Je suis dans la voiture. Une bonne vieille jeep intérieure noire. Dehors, c'est la folie. Les balles fusent, les silhouettes se déplacent très vite. Comme si elles se matérialisaient à un endroit pour repartir à un autre. Deux silhouettes que je semblais connaître se battaient, corp à corp. L'une changeant son adversaire en verre dès qu'elle le touchait, l'autre se battant avec poignards et poings, sans pour autant ne pas créer de contact corporel. Chrystal et Damon. Plus loin, il y a quelqu'un qui viens de tomber, ou plutôt de se faire lâcher par un gros machin volant, aux ailes sans plumes, noires, aux griffes acérées à leur bout. Ses pieds crochus le tenaient par la capuche, ses mains se tenaient au bout des ailes, telle des serres. Une tête de femme, ou plutôt qui aurait pu y ressembler. Par terre, je connais aussi cette personne, sans pour autant l'avoir déjà vu. Matthieu. C'est lui, qui s'est fait attaqué. C'est lui, qui s'est fait emporté parce qu'il était avec moi. Parce qu'il m'aidait.

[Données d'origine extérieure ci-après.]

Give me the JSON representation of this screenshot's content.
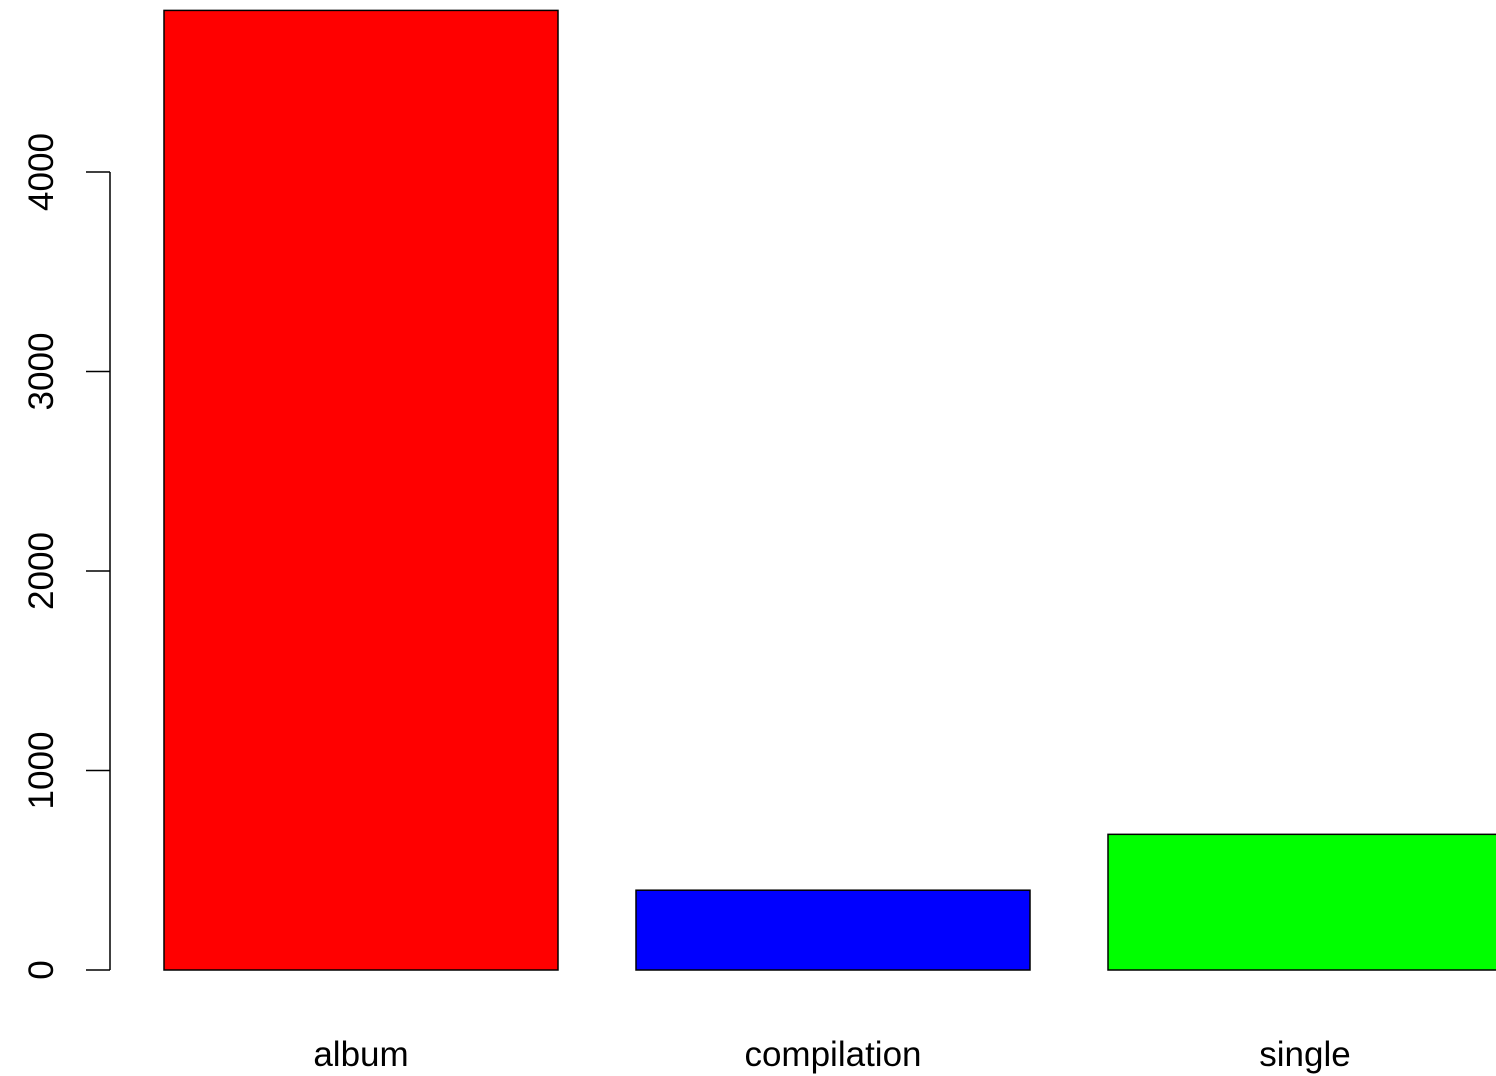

Et moi, je suis enfermée dans la voiture, pendant que les autres se battent, tentent de survivre, tentent de me protéger.

Je me lève, je vacille, je me sens mal, ma tête tourne. Je respire. Je me calme, bouge dans la voiture, m'en vais vers l'avant. Je cherche un bouton. Un bouton qui me permette d'ouvrir la voiture. Un bouton qui déclenche l'ouverture automatique. Appuyer sur tous les boutons ? Ce serait possible. Mais peut-être risquer. Qu'est-ce que ça peut faire, une voiture, à part rouler ? Si ça se trouvais, celle-ci était du genre la voiture de Batman, avec pleins de gadget et de machin pour combattre les ennemis. On ne sait pas ce qu'es le groupe, ce qu'il fait. Il pouvait y avoir des espions, des ingénieurs qui inventent ces trucs là.

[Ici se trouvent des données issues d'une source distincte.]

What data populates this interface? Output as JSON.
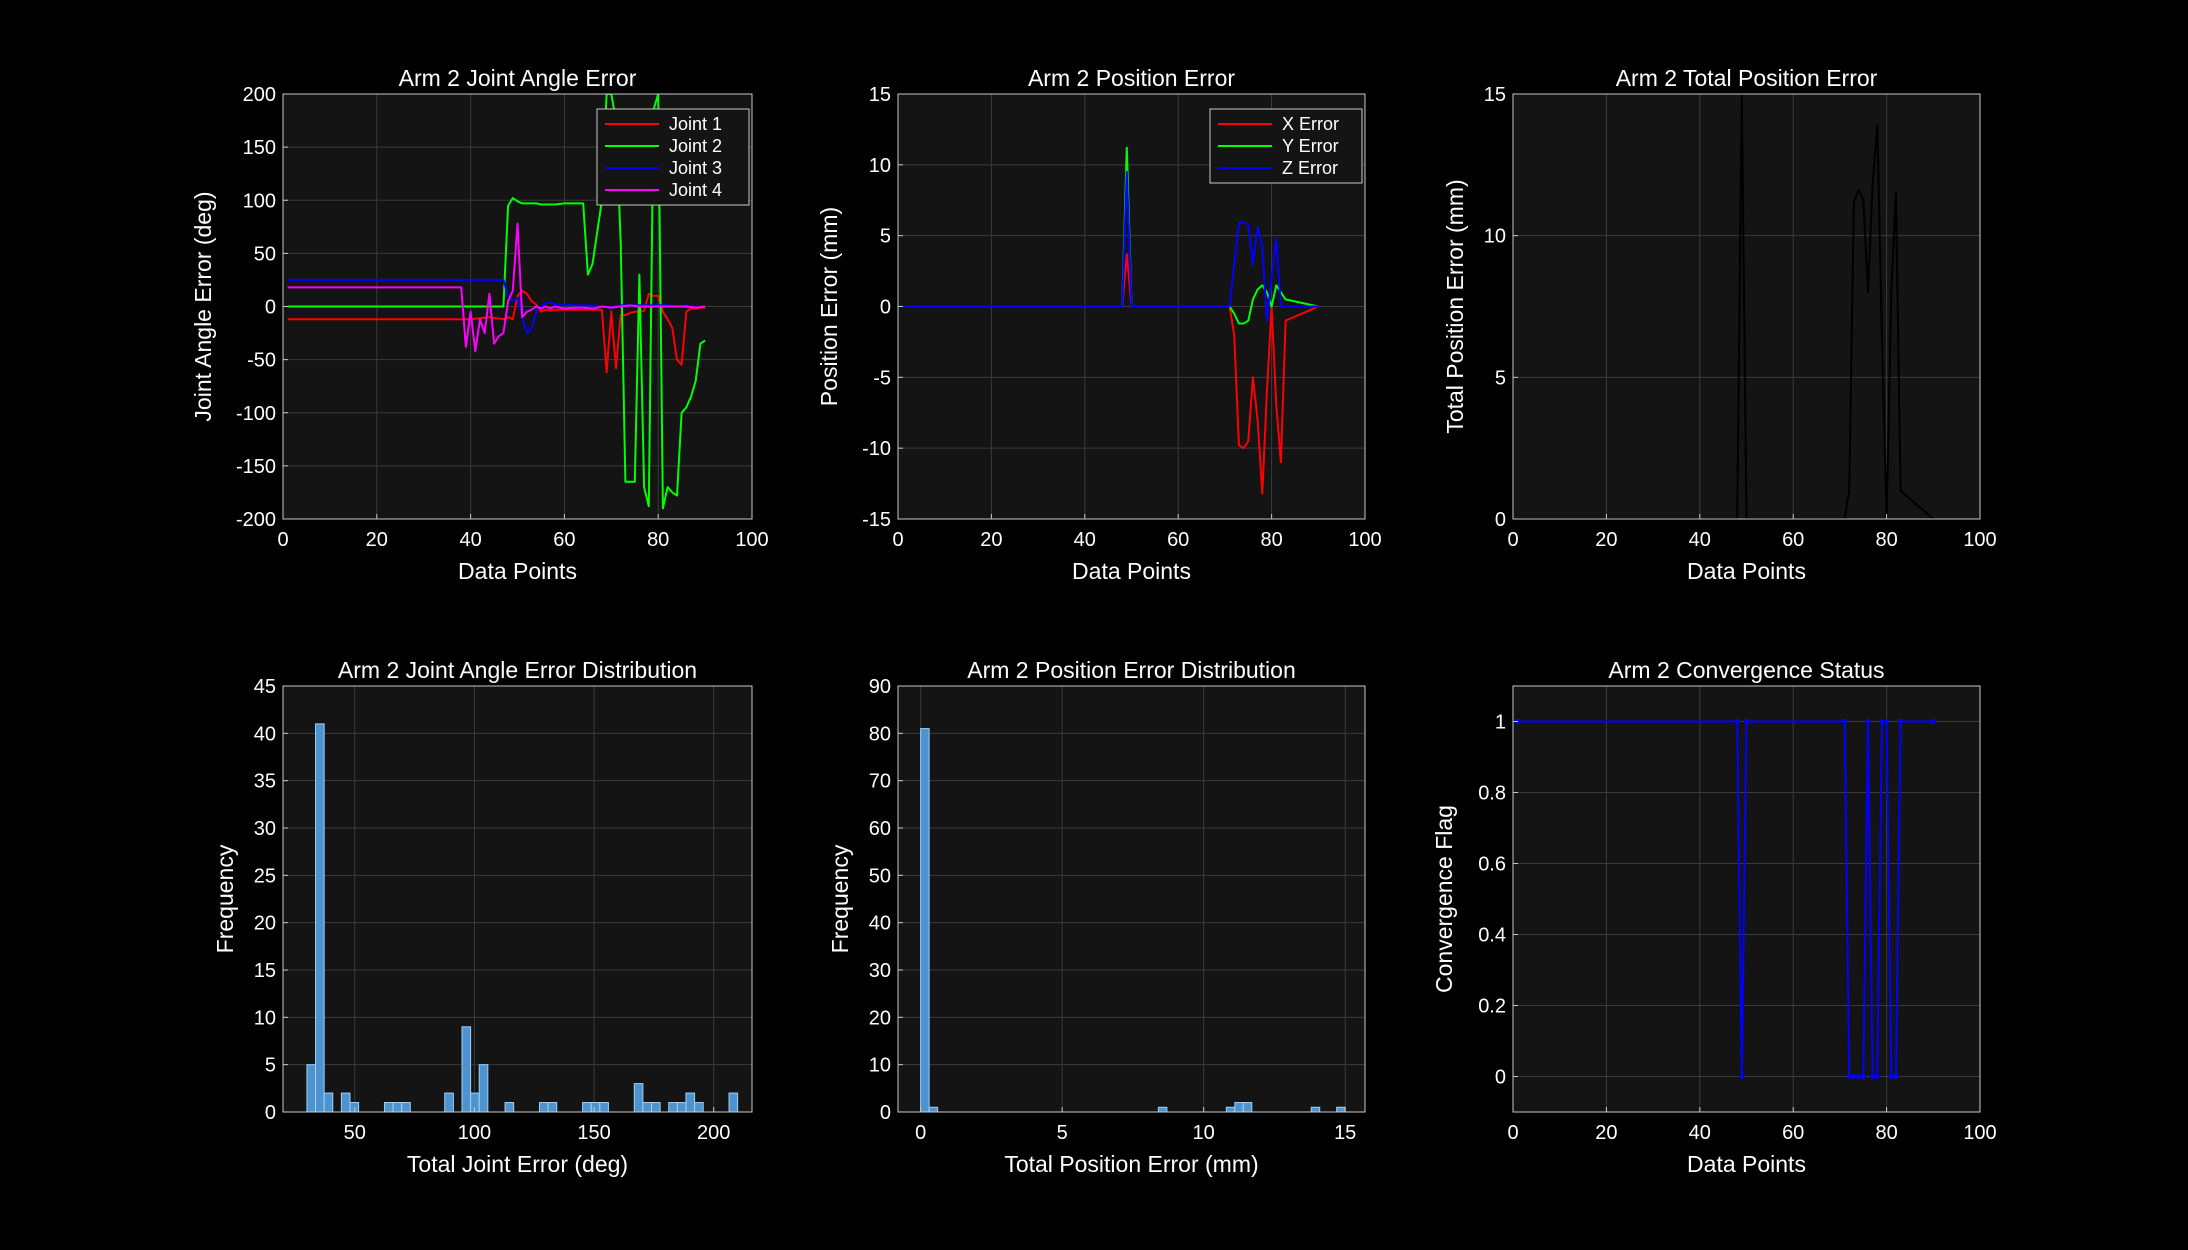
{
  "colors": {
    "background": "#000000",
    "axes_background": "#141414",
    "grid": "#3a3a3a",
    "axes_border": "#c8c8c8",
    "text": "#ffffff",
    "histogram_face": "#4d93d0",
    "histogram_edge": "#9fd0f5"
  },
  "chart_data": [
    {
      "type": "line",
      "title": "Arm 2 Joint Angle Error",
      "xlabel": "Data Points",
      "ylabel": "Joint Angle Error (deg)",
      "xlim": [
        0,
        100
      ],
      "ylim": [
        -200,
        200
      ],
      "xticks": [
        0,
        20,
        40,
        60,
        80,
        100
      ],
      "yticks": [
        -200,
        -150,
        -100,
        -50,
        0,
        50,
        100,
        150,
        200
      ],
      "grid": true,
      "legend": "top-right",
      "series": [
        {
          "name": "Joint 1",
          "color": "#ff0000",
          "x": [
            1,
            40,
            44,
            47,
            48,
            49,
            50,
            51,
            52,
            53,
            54,
            55,
            56,
            57,
            58,
            60,
            62,
            64,
            66,
            68,
            69,
            70,
            71,
            72,
            73,
            74,
            75,
            76,
            77,
            78,
            79,
            80,
            81,
            82,
            83,
            84,
            85,
            86,
            87,
            88,
            89,
            90
          ],
          "y": [
            -12,
            -12,
            -10,
            -12,
            -10,
            -12,
            10,
            15,
            12,
            5,
            2,
            -5,
            -3,
            -4,
            -3,
            -3,
            -3,
            -3,
            -3,
            -3,
            -62,
            -5,
            -58,
            -8,
            -8,
            -6,
            -5,
            -5,
            -4,
            12,
            10,
            10,
            -5,
            -12,
            -20,
            -50,
            -55,
            -5,
            -2,
            -2,
            -1,
            -1
          ]
        },
        {
          "name": "Joint 2",
          "color": "#00ff00",
          "x": [
            1,
            40,
            47,
            48,
            49,
            50,
            51,
            52,
            53,
            54,
            55,
            56,
            57,
            58,
            60,
            62,
            64,
            65,
            66,
            68,
            69,
            70,
            71,
            72,
            73,
            74,
            75,
            76,
            77,
            78,
            79,
            80,
            81,
            82,
            83,
            84,
            85,
            86,
            87,
            88,
            89,
            90
          ],
          "y": [
            0,
            0,
            0,
            95,
            102,
            99,
            97,
            97,
            97,
            97,
            96,
            96,
            96,
            96,
            97,
            97,
            97,
            30,
            40,
            100,
            200,
            200,
            175,
            60,
            -165,
            -165,
            -165,
            30,
            -170,
            -188,
            185,
            200,
            -190,
            -170,
            -175,
            -178,
            -100,
            -95,
            -85,
            -70,
            -35,
            -32
          ]
        },
        {
          "name": "Joint 3",
          "color": "#0000ff",
          "x": [
            1,
            47,
            48,
            49,
            50,
            51,
            52,
            53,
            54,
            55,
            56,
            57,
            58,
            60,
            62,
            64,
            66,
            68,
            70,
            72,
            74,
            76,
            78,
            80,
            82,
            84,
            86,
            88,
            90
          ],
          "y": [
            25,
            25,
            10,
            5,
            8,
            -10,
            -25,
            -20,
            -5,
            0,
            3,
            4,
            2,
            2,
            1,
            1,
            1,
            0,
            0,
            1,
            1,
            1,
            1,
            1,
            1,
            0,
            1,
            0,
            0
          ]
        },
        {
          "name": "Joint 4",
          "color": "#ff00ff",
          "x": [
            1,
            38,
            39,
            40,
            41,
            42,
            43,
            44,
            45,
            46,
            47,
            48,
            49,
            50,
            51,
            52,
            53,
            54,
            55,
            56,
            57,
            58,
            60,
            62,
            64,
            66,
            68,
            70,
            72,
            74,
            76,
            78,
            80,
            82,
            84,
            86,
            88,
            90
          ],
          "y": [
            18,
            18,
            -38,
            -5,
            -42,
            -12,
            -25,
            12,
            -35,
            -28,
            -25,
            5,
            15,
            78,
            -10,
            -5,
            -3,
            0,
            -2,
            0,
            -2,
            0,
            -2,
            -1,
            -1,
            -2,
            0,
            -1,
            0,
            1,
            0,
            0,
            0,
            0,
            0,
            0,
            -1,
            0
          ]
        }
      ]
    },
    {
      "type": "line",
      "title": "Arm 2 Position Error",
      "xlabel": "Data Points",
      "ylabel": "Position Error (mm)",
      "xlim": [
        0,
        100
      ],
      "ylim": [
        -15,
        15
      ],
      "xticks": [
        0,
        20,
        40,
        60,
        80,
        100
      ],
      "yticks": [
        -15,
        -10,
        -5,
        0,
        5,
        10,
        15
      ],
      "grid": true,
      "legend": "top-right",
      "series": [
        {
          "name": "X Error",
          "color": "#ff0000",
          "x": [
            1,
            48,
            49,
            50,
            71,
            72,
            73,
            74,
            75,
            76,
            77,
            78,
            79,
            80,
            81,
            82,
            83,
            90
          ],
          "y": [
            0,
            0,
            3.7,
            0,
            0,
            -2,
            -9.8,
            -10,
            -9.5,
            -5,
            -8,
            -13.2,
            -6,
            0,
            -7,
            -11,
            -1,
            0
          ]
        },
        {
          "name": "Y Error",
          "color": "#00ff00",
          "x": [
            1,
            48,
            49,
            50,
            71,
            72,
            73,
            74,
            75,
            76,
            77,
            78,
            79,
            80,
            81,
            82,
            83,
            90
          ],
          "y": [
            0,
            0,
            11.2,
            0,
            0,
            -0.5,
            -1.2,
            -1.2,
            -1,
            0.5,
            1.2,
            1.5,
            1,
            0,
            1.5,
            1,
            0.5,
            0
          ]
        },
        {
          "name": "Z Error",
          "color": "#0000ff",
          "x": [
            1,
            48,
            49,
            50,
            71,
            72,
            73,
            74,
            75,
            76,
            77,
            78,
            79,
            80,
            81,
            82,
            83,
            90
          ],
          "y": [
            0,
            0,
            9.5,
            0,
            0,
            3,
            5.9,
            5.9,
            5.8,
            3,
            5.6,
            4.2,
            -1,
            2,
            4.8,
            0,
            0,
            0
          ]
        }
      ]
    },
    {
      "type": "line",
      "title": "Arm 2 Total Position Error",
      "xlabel": "Data Points",
      "ylabel": "Total Position Error (mm)",
      "xlim": [
        0,
        100
      ],
      "ylim": [
        0,
        15
      ],
      "xticks": [
        0,
        20,
        40,
        60,
        80,
        100
      ],
      "yticks": [
        0,
        5,
        10,
        15
      ],
      "grid": true,
      "series": [
        {
          "color": "#000000",
          "x": [
            1,
            48,
            49,
            50,
            71,
            72,
            73,
            74,
            75,
            76,
            77,
            78,
            79,
            80,
            81,
            82,
            83,
            90
          ],
          "y": [
            0,
            0,
            15,
            0,
            0,
            1,
            11.2,
            11.6,
            11.3,
            8,
            11.8,
            13.9,
            6.5,
            0,
            8,
            11.5,
            1,
            0
          ]
        }
      ]
    },
    {
      "type": "bar",
      "title": "Arm 2 Joint Angle Error Distribution",
      "xlabel": "Total Joint Error (deg)",
      "ylabel": "Frequency",
      "xlim": [
        20,
        216
      ],
      "ylim": [
        0,
        45
      ],
      "xticks": [
        50,
        100,
        150,
        200
      ],
      "yticks": [
        0,
        5,
        10,
        15,
        20,
        25,
        30,
        35,
        40,
        45
      ],
      "grid": true,
      "bin_width": 3.6,
      "bins": [
        {
          "start": 30.0,
          "count": 5
        },
        {
          "start": 33.6,
          "count": 41
        },
        {
          "start": 37.2,
          "count": 2
        },
        {
          "start": 44.4,
          "count": 2
        },
        {
          "start": 48.0,
          "count": 1
        },
        {
          "start": 62.4,
          "count": 1
        },
        {
          "start": 66.0,
          "count": 1
        },
        {
          "start": 69.6,
          "count": 1
        },
        {
          "start": 87.6,
          "count": 2
        },
        {
          "start": 94.8,
          "count": 9
        },
        {
          "start": 98.4,
          "count": 2
        },
        {
          "start": 102.0,
          "count": 5
        },
        {
          "start": 112.8,
          "count": 1
        },
        {
          "start": 127.2,
          "count": 1
        },
        {
          "start": 130.8,
          "count": 1
        },
        {
          "start": 145.2,
          "count": 1
        },
        {
          "start": 148.8,
          "count": 1
        },
        {
          "start": 152.4,
          "count": 1
        },
        {
          "start": 166.8,
          "count": 3
        },
        {
          "start": 170.4,
          "count": 1
        },
        {
          "start": 174.0,
          "count": 1
        },
        {
          "start": 181.2,
          "count": 1
        },
        {
          "start": 184.8,
          "count": 1
        },
        {
          "start": 188.4,
          "count": 2
        },
        {
          "start": 192.0,
          "count": 1
        },
        {
          "start": 206.4,
          "count": 2
        }
      ]
    },
    {
      "type": "bar",
      "title": "Arm 2 Position Error Distribution",
      "xlabel": "Total Position Error (mm)",
      "ylabel": "Frequency",
      "xlim": [
        -0.8,
        15.7
      ],
      "ylim": [
        0,
        90
      ],
      "xticks": [
        0,
        5,
        10,
        15
      ],
      "yticks": [
        0,
        10,
        20,
        30,
        40,
        50,
        60,
        70,
        80,
        90
      ],
      "grid": true,
      "bin_width": 0.3,
      "bins": [
        {
          "start": 0.0,
          "count": 81
        },
        {
          "start": 0.3,
          "count": 1
        },
        {
          "start": 8.4,
          "count": 1
        },
        {
          "start": 10.8,
          "count": 1
        },
        {
          "start": 11.1,
          "count": 2
        },
        {
          "start": 11.4,
          "count": 2
        },
        {
          "start": 13.8,
          "count": 1
        },
        {
          "start": 14.7,
          "count": 1
        }
      ]
    },
    {
      "type": "line",
      "title": "Arm 2 Convergence Status",
      "xlabel": "Data Points",
      "ylabel": "Convergence Flag",
      "xlim": [
        0,
        100
      ],
      "ylim": [
        -0.1,
        1.1
      ],
      "xticks": [
        0,
        20,
        40,
        60,
        80,
        100
      ],
      "yticks": [
        0,
        0.2,
        0.4,
        0.6,
        0.8,
        1
      ],
      "grid": true,
      "series": [
        {
          "color": "#0000ff",
          "markers": true,
          "x": [
            1,
            48,
            49,
            50,
            71,
            72,
            73,
            74,
            75,
            76,
            77,
            78,
            79,
            80,
            81,
            82,
            83,
            90
          ],
          "y": [
            1,
            1,
            0,
            1,
            1,
            0,
            0,
            0,
            0,
            1,
            0,
            0,
            1,
            1,
            0,
            0,
            1,
            1
          ]
        }
      ]
    }
  ]
}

Je me tourne et me retourne le crâne. Je cherche sur le tableau de bord. Je plonge dans mes souvenirs. Le bouton de la télé, lorsqu'Eléonore voulait que je lui allume. En tout cas, celui de la télécommande. Si ça se trouvais, c'était le même ? Un symbole identique ? Que je sache, beaucoup de choses sont les mêmes sur les objets : c'est plus simple pour s'y retrouver. Sur la télécommande, le symbole ressortait et se sentait sous la main, voilà pourquoi je savais où il était, pourquoi j'arrivais à allumer la télé sans rien voir. Je devais me souvenir de ce symbole. M'en souvenir, le dessiner dans ma mémoire, et le trouver dans la voiture.

C'est un cercle. Non. Pas exactement. Un truc ovale, une forme ovale. Avec un trou, vers le bas. Un tout petit, une ouverture, un vide. Puis quelque chose au milieu. Un autre cercle ? Non. Je cherche sur le tableau de bord quelque chose d'ovale. J'essaye de me souvenir de ce troisième élément. Une spirale ? Non. Un trait. Un bâton. Oui ! Je le trouve. J'appuie dessus.

Il y a un déclic dans la voiture. Les lumières s'enclenchent, la radio s'allume. J'avais réussi ? Ou bien n'avais-je réussi qu'à allumer cette fichue radio et faire s'illuminer toutes les lumières possibles et imaginables de la voiture ? J'ouvre une portière, me contorsionnant comme jamais dans la voiture, étroite.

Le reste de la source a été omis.